Cour suprême: Washington peut-il exiger des ONG qu’elles reconnaissent Israël ?
Dans une affaire diffusée en direct sur les ONG, les fonds de lutte contre le VIH et la prostitution, le juge Brett Kavanaugh évoque le soutien de Washington à l'État juif

WASHINGTON (JTA) – Ceux qui regardent cette semaine le deuxième jour des émissions en direct de la Cour suprême ont eu une surprise : dans une affaire concernant les ONG, le financement du VIH-SIDA et la prostitution, la discussion s’est soudainement tournée vers le soutien américain au droit d’Israël à exister.
L’affaire met en scène un groupe d’ONG qui rejettent l’exigence de l’administration Trump leur demandant de s’opposer explicitement au trafic sexuel et à la prostitution comme condition pour recevoir des fonds de l’Agence des États-Unis pour le développement international pour lutter contre le VIH-SIDA à l’étranger. Les ONG affirment que cette condition viole la liberté d’expression et les empêche d’atteindre les personnes qui ont besoin de leur aide.
Lors des questions posées aux avocats des ONG, Kavanaugh a évoqué Israël.
« Supposons que le gouvernement américain veuille financer des ONG étrangères qui soutiennent la paix au Moyen-Orient, mais seulement si les ONG reconnaissent explicitement Israël comme un État légitime », a déclaré M. Kavanaugh lors de l’audition de mardi. « Diriez-vous que les Etats-Unis ne peuvent pas imposer ce genre de contrainte aux ONG étrangères qui sont affiliées à des organisations américaines ? »
L’avocat des ONG, David Bowker, n’a pas mâché ses mots : Il serait constitutionnellement casher pour les États-Unis d’exiger que ces filiales étrangères reconnaissent Israël.

« Je ne considère pas que cela nécessite l’affirmation d’une croyance », a déclaré M. Bowker. « C’est plutôt la reconnaissance d’un fait que les États-Unis ont établi une certaine relation diplomatique avec Israël. Et le gouvernement américain a le droit de dire quelle est cette relation pour les États-Unis ».
La question de Kavanaugh pourrait être considérée comme reflétant le rôle de plus en plus important que le bien-être d’Israël a pris dans la pensée politique conservatrice dominante au cours des deux dernières décennies. En même temps, la réponse de Bowker est remarquable car elle intervient à un moment où de nombreuses ONG et leurs alliés politiques de gauche ont résisté aux efforts visant à lier l’aide gouvernementale aux questions liées à Israël.
Depuis des années, des personnalités et des organisations pro-israéliennes s’efforcent de marginaliser les groupes et les individus qui s’opposent à l’existence d’Israël en tant qu’État juif. Récemment, le Congrès s’est efforcé de subordonner l’aide américaine aux ONG au rejet des boycotts israéliens. En outre, certaines des parties impliquées dans les débats se sont battues pour obtenir des lois américaines qui empêcheraient le boycott d’Israël ou de ses implantations en Cisjordanie.
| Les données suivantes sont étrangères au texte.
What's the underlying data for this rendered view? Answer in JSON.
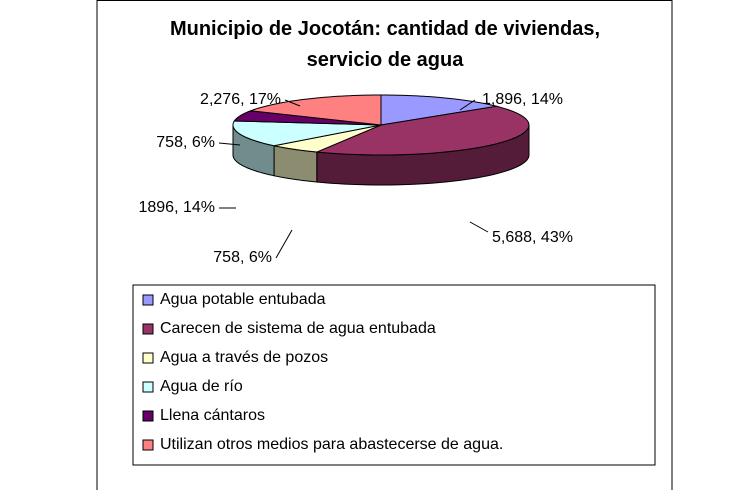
{
  "chart_data": {
    "type": "pie",
    "title": "Municipio de Jocotán: cantidad de viviendas, servicio de agua",
    "categories": [
      "Agua potable entubada",
      "Carecen de sistema de agua entubada",
      "Agua a través de pozos",
      "Agua de río",
      "Llena cántaros",
      "Utilizan otros medios para abastecerse de agua."
    ],
    "values": [
      1896,
      5688,
      758,
      1896,
      758,
      2276
    ],
    "value_labels": [
      "1,896, 14%",
      "5,688, 43%",
      "758, 6%",
      "1896, 14%",
      "758, 6%",
      "2,276, 17%"
    ],
    "colors": [
      "#9999ff",
      "#993366",
      "#ffffcc",
      "#ccffff",
      "#660066",
      "#ff8080"
    ],
    "legend": "bottom"
  }
}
Certaines des personnes et organisations représentées dans cette affaire devant la Cour suprême ont été impliquées dans des batailles politiques sur la politique américaine concernant Israël. Le principal défendeur est l’Alliance for Open Society International. Son groupe parent, Open Society Foundations, fondé par le milliardaire juif George Soros, a financé J Street, le groupe politique juif libéral du Moyen-Orient qui s’est opposé aux lois américaines sanctionnant les boycotts d’Israël, car elles empiètent sur la liberté d’expression (J Street s’oppose aux boycotts d’Israël).
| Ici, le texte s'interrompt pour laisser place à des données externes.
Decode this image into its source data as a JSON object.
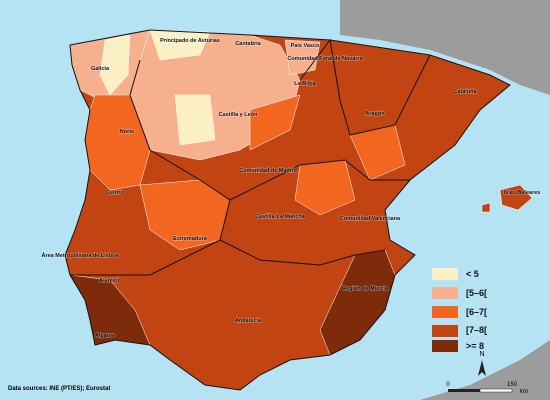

L’American Center for Law and Justice (ACLJ), un groupe conservateur, a déposé un mémoire d’amicus curiae pour soutenir l’administration Trump. L’un des avocats nommés par l’ACLJ pour cette affaire est Jay Sekulow, un avocat privé de premier plan de Trump lors des récentes audiences de mise en accusation, qui a fondé l’ACLJ et en a fait une plateforme pour l’activisme de droite pro-Israël.
En 2013, la cour a décidé que les ONG étaient protégées par la liberté d’expression. L’argument actuel, initié par l’administration Trump, est de savoir si ces libertés s’étendent aux partenaires étrangers et aux filiales des groupes basés aux États-Unis.
Mardi a été le deuxième jour où la Cour suprême a diffusé l’audio de ses procédures en temps réel, un changement historique effectué par la haute cour en raison de la pandémie de coronavirus. Les audiences n’avaient été accessibles en temps réel qu’aux personnes se trouvant dans le bâtiment de la Cour suprême, et il a fallu plusieurs jours pour que l’audio soit mis en ligne sur son site web. Les juges et les avocats ont pris part aux audiences en appelant depuis des endroits éloignés.